The details of the paper are interesting, but what's even more interesting is the overall context, because until the 21st century, the personalities of the Founding Fathers were overwhelmingly more closely tied to politics than to business. If the 1619 Project folks and their Borg hadn't been so successful in erasing the Founding Fathers from the public imagination, perhaps more Americans would think of Washington, Adams, Jefferson, etc. than Jobs, Bezos, Musk, etc. Maybe I'm a little ahead of my time to think we're there already, but we're definitely on our way.

But even technocrats committed to the Founder mode are themselves increasingly aware that, however symbolic Biden’s use of Franklin Roosevelt’s portrait in the White House may be, the founding spirit (or otherwise) is increasingly missing from political life, especially at the top. The whole aim of the Kamala cult is to completely free the people from any proper political education or reflection, and to free them from the difficult details of self-governance.

“I cannot say it enough,” Tocqueville wrote, “that nothing is so wonderful as to be free, and yet so difficult as to practice it, except in the case of despotism, which often appears as the healer of all that is suffered; it is the support of good laws, the support of the oppressed, the originator of order; men fall asleep in the bosom of the temporary prosperity which despotism produces, and wake up in misery.”

Politically speaking, the years since the Trump administration have been, perhaps more than anything, a wake-up call for people in the tech industry to the disturbing reality that America needs to rebuild from the ground up if it is to survive — and that neither political party has been able to produce elected officials capable of carrying this out.

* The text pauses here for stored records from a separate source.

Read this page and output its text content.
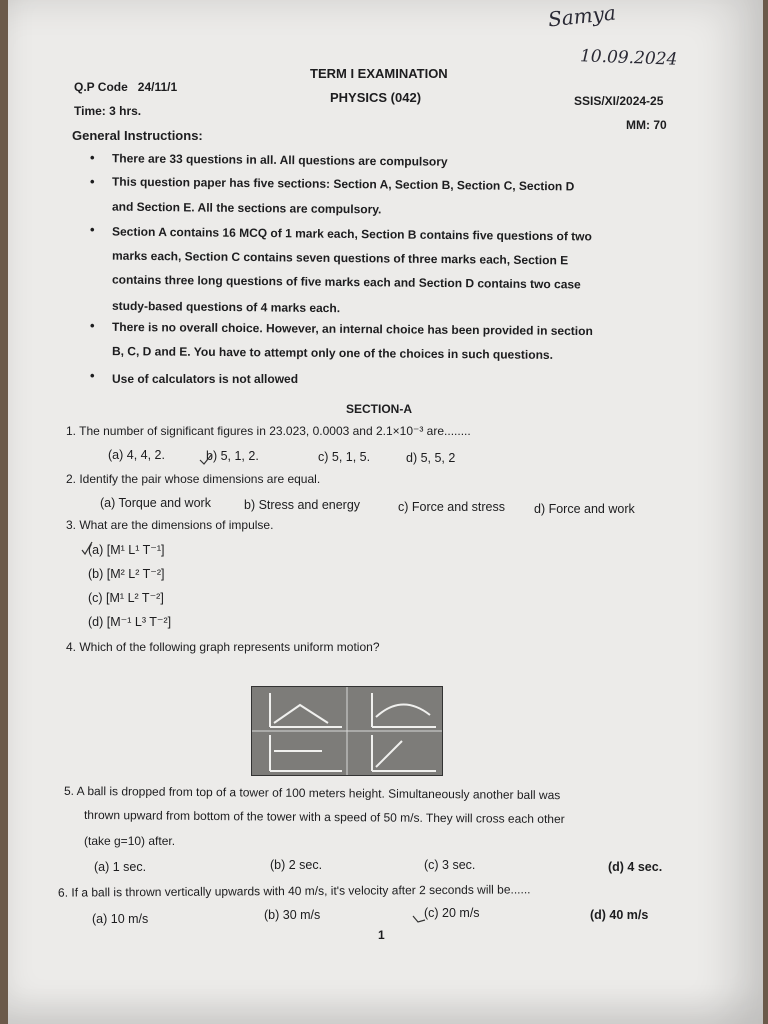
Samya
10.09.2024
TERM I EXAMINATION
PHYSICS (042)
Q.P Code   24/11/1
Time: 3 hrs.
SSIS/XI/2024-25
MM: 70
General Instructions:
• There are 33 questions in all. All questions are compulsory
• This question paper has five sections: Section A, Section B, Section C, Section D
and Section E. All the sections are compulsory.
• Section A contains 16 MCQ of 1 mark each, Section B contains five questions of two
marks each, Section C contains seven questions of three marks each, Section E
contains three long questions of five marks each and Section D contains two case
study-based questions of 4 marks each.
• There is no overall choice. However, an internal choice has been provided in section
B, C, D and E. You have to attempt only one of the choices in such questions.
• Use of calculators is not allowed
SECTION-A
1. The number of significant figures in 23.023, 0.0003 and 2.1×10⁻³ are........
(a) 4, 4, 2.	b) 5, 1, 2.	c) 5, 1, 5.	d) 5, 5, 2
2. Identify the pair whose dimensions are equal.
(a) Torque and work	b) Stress and energy	c) Force and stress d) Force and work
3. What are the dimensions of impulse.
(a) [M¹ L¹ T⁻¹]
(b) [M² L² T⁻²]
(c) [M¹ L² T⁻²]
(d) [M⁻¹ L³ T⁻²]
4. Which of the following graph represents uniform motion?
5. A ball is dropped from top of a tower of 100 meters height. Simultaneously another ball was
thrown upward from bottom of the tower with a speed of 50 m/s. They will cross each other
(take g=10) after.
(a) 1 sec.	(b) 2 sec.	(c) 3 sec.	(d) 4 sec.
6. If a ball is thrown vertically upwards with 40 m/s, it's velocity after 2 seconds will be......
(a) 10 m/s	(b) 30 m/s	(c) 20 m/s	(d) 40 m/s
1
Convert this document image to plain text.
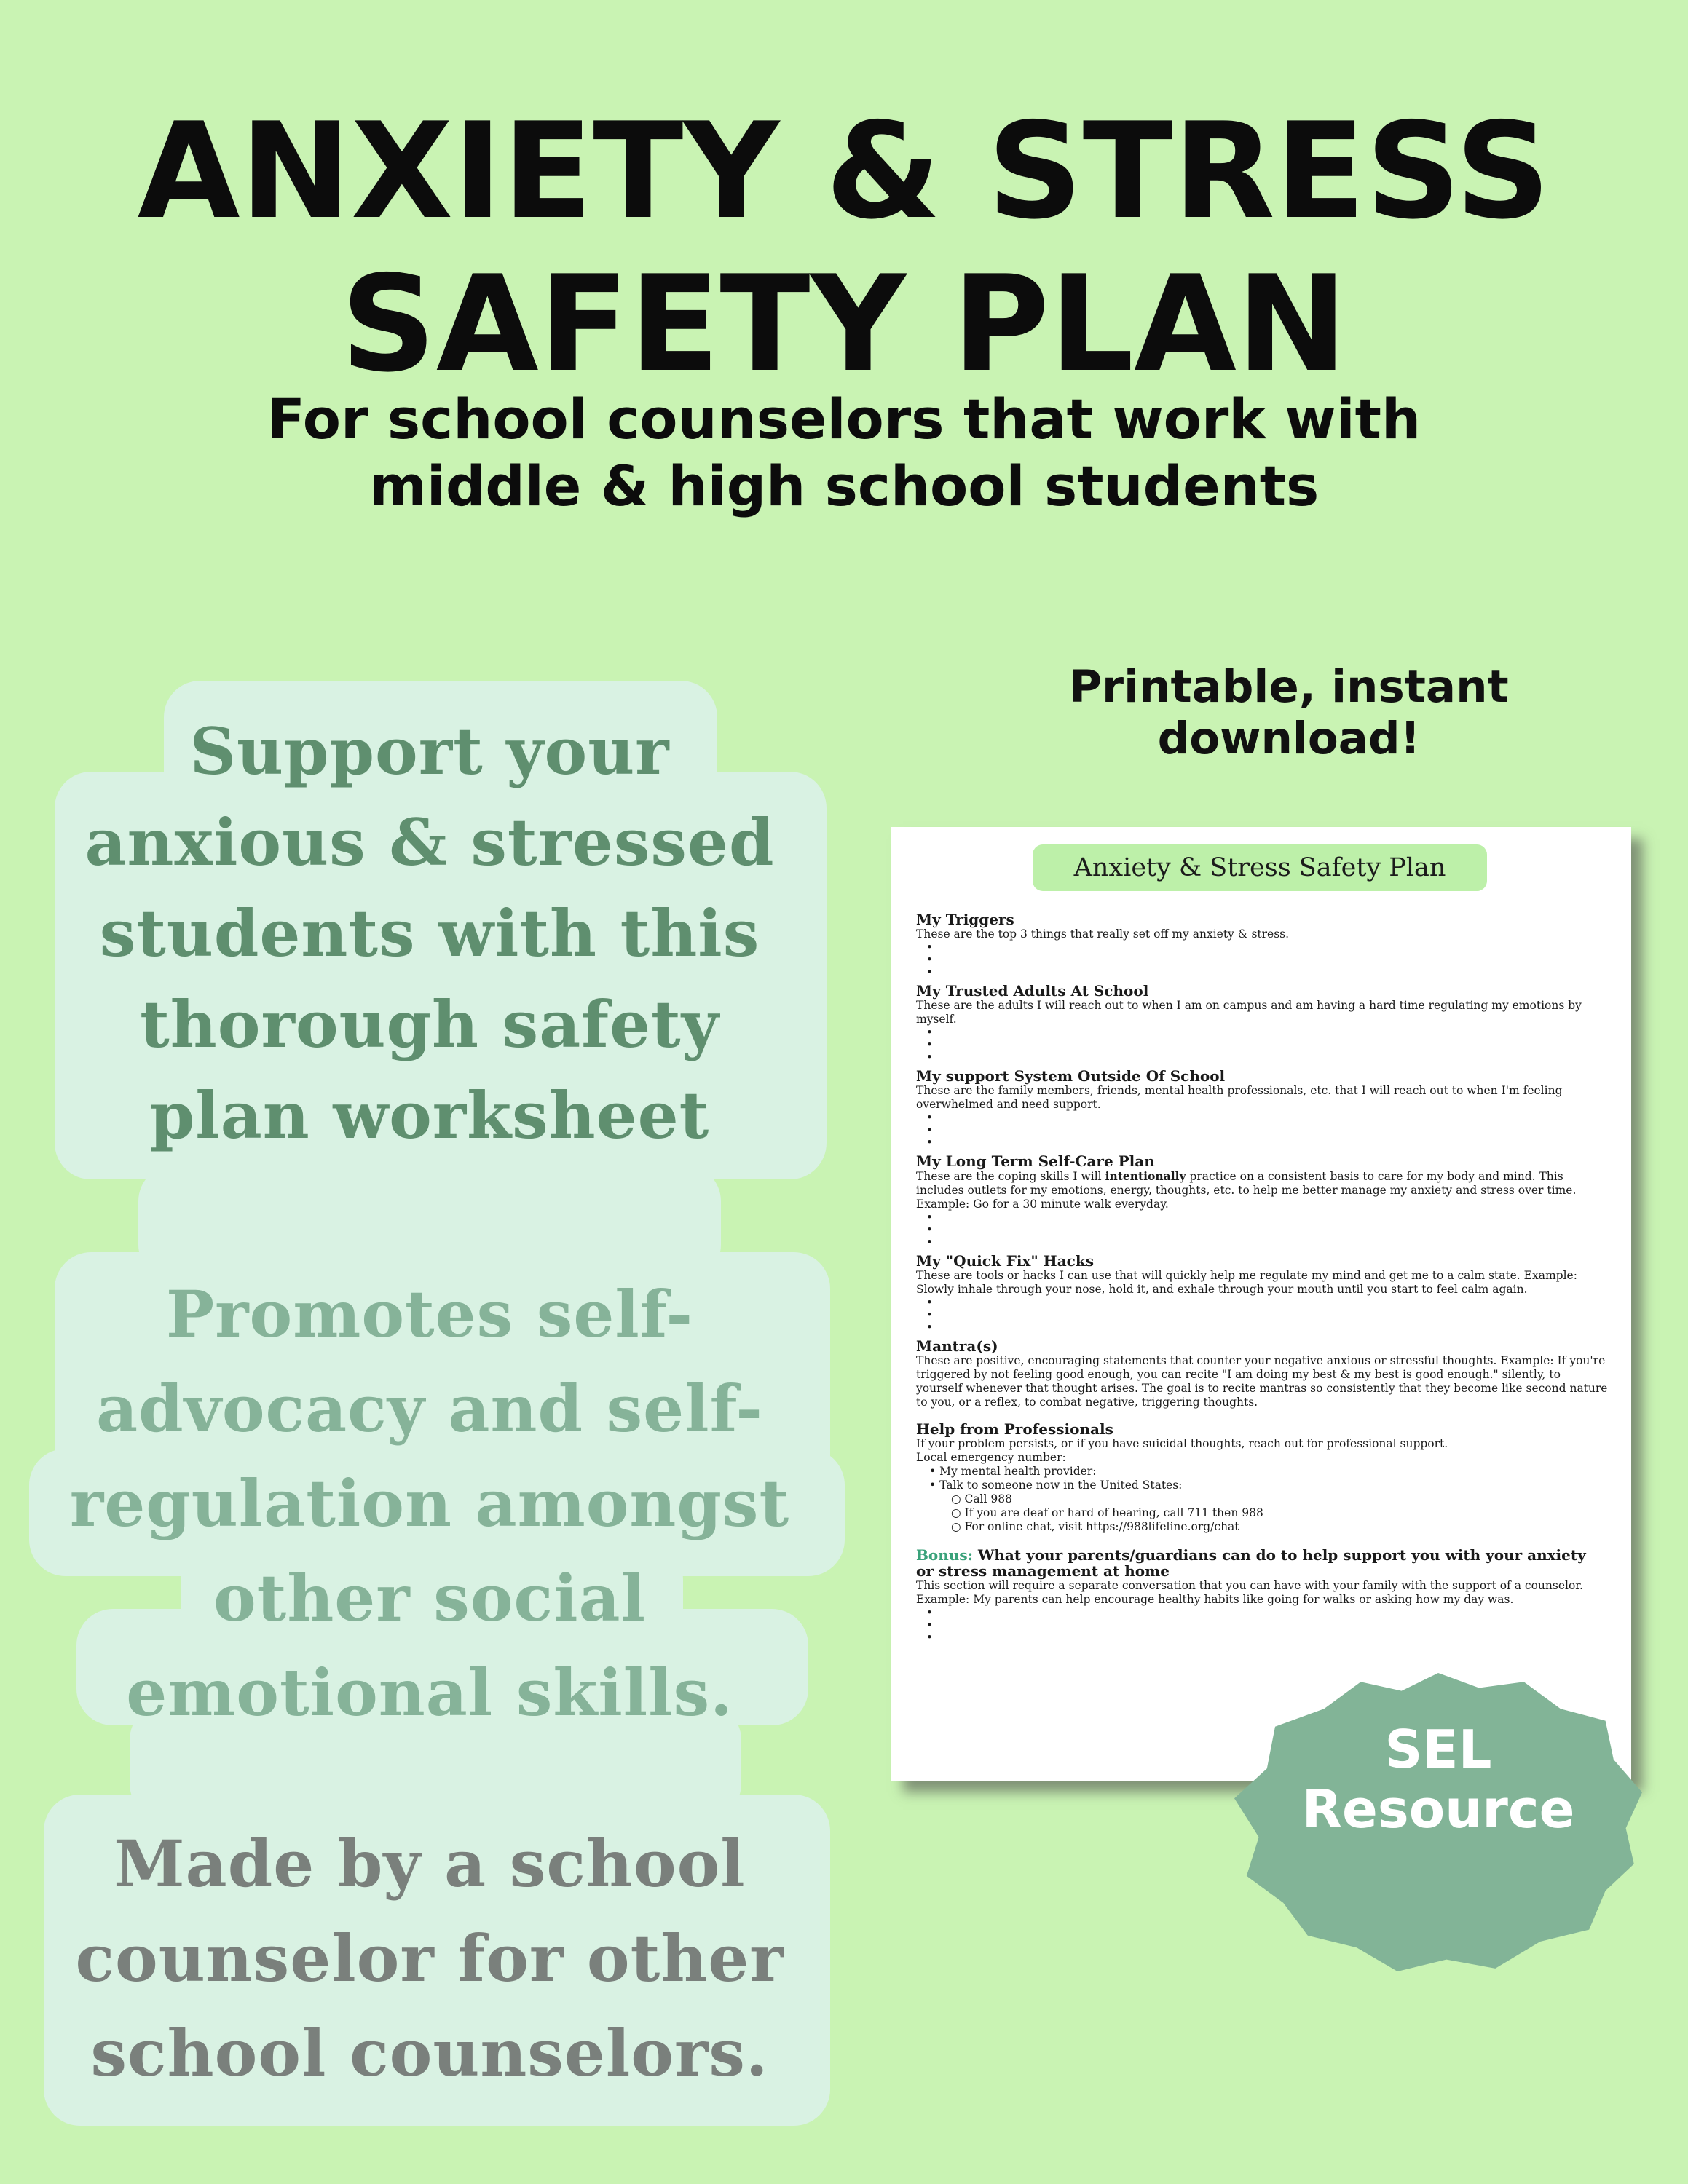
ANXIETY & STRESS
SAFETY PLAN
For school counselors that work with
middle & high school students
Printable, instant download!
Support your
anxious & stressed
students with this
thorough safety
plan worksheet
Promotes self-
advocacy and self-
regulation amongst
other social
emotional skills.
Made by a school
counselor for other
school counselors.
Anxiety & Stress Safety Plan
My Triggers
These are the top 3 things that really set off my anxiety & stress.
•
•
•
My Trusted Adults At School
These are the adults I will reach out to when I am on campus and am having a hard time regulating my emotions by myself.
•
•
•
My support System Outside Of School
These are the family members, friends, mental health professionals, etc. that I will reach out to when I'm feeling overwhelmed and need support.
•
•
•
My Long Term Self-Care Plan
These are the coping skills I will intentionally practice on a consistent basis to care for my body and mind. This includes outlets for my emotions, energy, thoughts, etc. to help me better manage my anxiety and stress over time. Example: Go for a 30 minute walk everyday.
•
•
•
My "Quick Fix" Hacks
These are tools or hacks I can use that will quickly help me regulate my mind and get me to a calm state. Example: Slowly inhale through your nose, hold it, and exhale through your mouth until you start to feel calm again.
•
•
•
Mantra(s)
These are positive, encouraging statements that counter your negative anxious or stressful thoughts. Example: If you're triggered by not feeling good enough, you can recite "I am doing my best & my best is good enough." silently, to yourself whenever that thought arises. The goal is to recite mantras so consistently that they become like second nature to you, or a reflex, to combat negative, triggering thoughts.
Help from Professionals
If your problem persists, or if you have suicidal thoughts, reach out for professional support.
Local emergency number:
• My mental health provider:
• Talk to someone now in the United States:
○ Call 988
○ If you are deaf or hard of hearing, call 711 then 988
○ For online chat, visit https://988lifeline.org/chat
Bonus: What your parents/guardians can do to help support you with your anxiety or stress management at home
This section will require a separate conversation that you can have with your family with the support of a counselor. Example: My parents can help encourage healthy habits like going for walks or asking how my day was.
•
•
•
SEL
Resource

This is a kind of dilemma. Long before the emergence of Silicon Valley, American businessmen tended to view politics as a kind of administrative task that was auxiliary to the actual job of leading a business. But at the same time, the weakening and bureaucratization of the military makes it hard to find a way to channel executive talent into government outside of business. The classic political theory of dictatorship is that decadent regimes must rely on men of iron, not on the rich, in the endgame. No matter how well-intentioned or skilled any of us are in this complex situation, we are all in fairly unchartered territory.

This is a big reason why we get into trouble if we don't focus on finding the spiritual dimension. For a better analogy than the pagan Rome of the late game, we should look to the misty Middle Ages of the early game. The pious Duke of Aquitaine founded many monasteries, none more famous than the Abbey of Cluny, founded on September 11, 1,114 years ago. This monastery was a pillar of an order that focused on liturgy and constant prayer in a fractured world after the fall of the Roman Empire. Even more understandable and thought-provoking is another monk, St. Benedict. St. Benedict's monastic life owes a little-known figure who can give us all a lesson about the character of the founder of a new frontier, a hermit monk named St. Romanus. It was St. Romanus who gave the wandering Benedict his monastic habit and a home, where he lived for years and eventually went into founder mode.